Editor & Mentor: Joe Muggs

Being teenagers and going through the most challenging stage of our lives is hard in itself—but now the impact of this new virus is resonating through our lives without any sense of when this will end. She tore from our hands a planned future, our everyday routine and the affection of our loved ones. Having studied hard since the age of five, getting to the very end of our educational journey to face this global pandemic wasn’t something we could ever have planned for, yet here we are, left with nothing but insecurities and confusion.

Mental health support from the Royals and Government

In the two months since Boris Johnson announced the lockdown, more and more young people have been suffering from stress and anxiety. Almost 6,000 people have contacted the Shout line: a helpline founded by the Duke and Duchess of Cambridge to support youngsters during their hard times. A Shout report shows there has been a 10% increase in the number of people with anxiety due to the lockdown. The Government has already taken steps to prioritise mental health, including a £5 million fund for organisations providing mental health support. Will that suffice?

The reassuring words of an expert

To better understand this subject, we interviewed Sir Patrick Vallance, the chief scientific advisor to the Government of the United Kingdom. Despite knowing the impact that these new measures are having on our daily routines, Sir Patrick is mortified about what is going on. But he implored us to stick with it till we are out of danger and continue to cooperate with the government. He said, “Thanks to the measures taken and your cooperation, we’ve got the cases under control and now the UK is in a better position compared to what we had to face at the beginning of this pandemic. But if we release these measures, it will come back.” We all agree that the measures are effective, but I wonder for how long we need to cooperate, and what it will cost us till the end. Will we be able to continue our lives from where we left?

We, teenagers at the time of the coronavirus’ war by Shanjida Hossain, Artwork by Annabel Carr

Our well-being

Sir Patrick also shows concern for our mental and physical wellbeing and added that “If everybody stopped exercising and eating healthily, the impact on the overall health of the population might be bigger than that of the virus itself.”

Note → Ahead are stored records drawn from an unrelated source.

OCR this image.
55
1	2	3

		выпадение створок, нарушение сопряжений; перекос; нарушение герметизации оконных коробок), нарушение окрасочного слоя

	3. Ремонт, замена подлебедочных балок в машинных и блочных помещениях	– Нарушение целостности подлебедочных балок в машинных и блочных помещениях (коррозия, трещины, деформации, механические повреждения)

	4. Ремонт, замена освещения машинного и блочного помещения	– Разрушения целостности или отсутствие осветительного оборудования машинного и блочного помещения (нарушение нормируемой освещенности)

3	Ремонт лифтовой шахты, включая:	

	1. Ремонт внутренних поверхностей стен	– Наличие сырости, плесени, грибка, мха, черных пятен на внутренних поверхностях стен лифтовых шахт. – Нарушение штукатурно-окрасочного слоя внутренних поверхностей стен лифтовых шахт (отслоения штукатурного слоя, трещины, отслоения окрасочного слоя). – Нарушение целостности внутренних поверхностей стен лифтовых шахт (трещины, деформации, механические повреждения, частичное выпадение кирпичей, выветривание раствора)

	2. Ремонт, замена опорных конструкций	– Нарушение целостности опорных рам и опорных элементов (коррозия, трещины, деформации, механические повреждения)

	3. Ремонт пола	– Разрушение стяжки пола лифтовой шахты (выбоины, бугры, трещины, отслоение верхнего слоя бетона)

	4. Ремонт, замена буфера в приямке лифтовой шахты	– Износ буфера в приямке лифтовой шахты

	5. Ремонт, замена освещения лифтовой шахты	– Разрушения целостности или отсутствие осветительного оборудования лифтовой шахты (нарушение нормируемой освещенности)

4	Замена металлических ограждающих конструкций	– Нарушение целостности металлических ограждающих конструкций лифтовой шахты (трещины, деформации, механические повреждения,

Although the government apparently have their hands tied, they strongly encourage us to:

  • Follow our normal daily routine as much as we can
  • Exercise at home wherever possible
  • Follow a healthy diet and lifestyle
  • Stay in contact digitally with friends and family: this will help to reduce isolation and loneliness.

You are not alone

He reassured us youngsters that “Nobody is alone in this.” He added that they are ready to talk about it because avoiding the subject and letting the fear overtake us won’t do any good. The Covid-19 pandemic will surely shake history but in this battle, we are fighting together. And to all readers Sir Patrick says that “We are in this together as the government of the people, supported by the people, it is here for the people.” For a young adult like me, things are changing so quickly. Some of us are insecure about whether or not we will be able to progress into the next academic year. Some have lost their job and are struggling financially. Some have lost family members and friends. During these hard times, I want to be involved in ensuring our voices are heard by the scientists and politicians.